Les Juifs grimacent à l’image de Neturei Karta à cause de ses fréquentations (y compris le régime iranien - ils étaient particulièrement à l'aise avec Mahmoud Ahmedinejad, qui avait qualifié l'Holocauste de "mythe"), le Jihad islamique palestinien, Ismail Haniyeh du Hamas et Louis Farrakhan, entre autres. …
Mais les militants pro-palestiniens devraient savoir qu'eux et Neturei Karta ne veulent pas la même chose. Pour le moment, bien sûr, leurs objectifs coïncident, mais ils devraient se méfier de Naturei Karta comme les Juifs sionistes vis à vis des chrétiens évangéliques qui ne soutiennent Israël que pour son rôle futur à la fin des temps.
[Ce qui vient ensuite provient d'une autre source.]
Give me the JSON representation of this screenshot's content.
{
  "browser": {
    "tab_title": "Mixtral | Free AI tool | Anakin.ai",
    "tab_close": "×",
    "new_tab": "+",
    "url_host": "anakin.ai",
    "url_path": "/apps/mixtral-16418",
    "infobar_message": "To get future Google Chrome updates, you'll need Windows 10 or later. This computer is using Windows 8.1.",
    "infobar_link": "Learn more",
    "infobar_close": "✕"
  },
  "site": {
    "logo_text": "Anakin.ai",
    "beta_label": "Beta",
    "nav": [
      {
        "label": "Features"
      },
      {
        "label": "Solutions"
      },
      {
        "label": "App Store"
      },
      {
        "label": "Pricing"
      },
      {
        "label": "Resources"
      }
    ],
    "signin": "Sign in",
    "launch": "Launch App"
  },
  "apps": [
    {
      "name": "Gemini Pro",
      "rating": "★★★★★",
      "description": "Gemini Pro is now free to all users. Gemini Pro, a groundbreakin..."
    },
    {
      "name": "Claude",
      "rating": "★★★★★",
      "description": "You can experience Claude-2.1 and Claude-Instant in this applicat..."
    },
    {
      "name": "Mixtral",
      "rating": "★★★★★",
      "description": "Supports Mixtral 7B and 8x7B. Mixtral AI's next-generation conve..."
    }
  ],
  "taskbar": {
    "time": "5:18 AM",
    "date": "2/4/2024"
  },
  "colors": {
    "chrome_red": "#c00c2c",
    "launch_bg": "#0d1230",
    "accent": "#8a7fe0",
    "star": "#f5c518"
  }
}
Aux yeux de Neturei Karta, quand le messie viendra - et, pour eux, ce n'est pas une question de "si" - il n'y aura pas de Palestine « de la rivière à la mer ». Il y aura une théocratie juive monarchique dans toute la Terre d'Israël. Les morts justes seront ressuscités, les Juifs exilés se rassembleront des coins de la Terre et tous reconnaîtront la loi de la Torah comme la vérité. L'antisionisme, tel qu'ils le voient, fait partie des commandements qui leur sont donnés pour initier ce monde à venir, un monde qui n'a pas tout à fait de place pour la souveraineté des musulmans de Cheikh Jarrah et des chrétiens de Bethléem.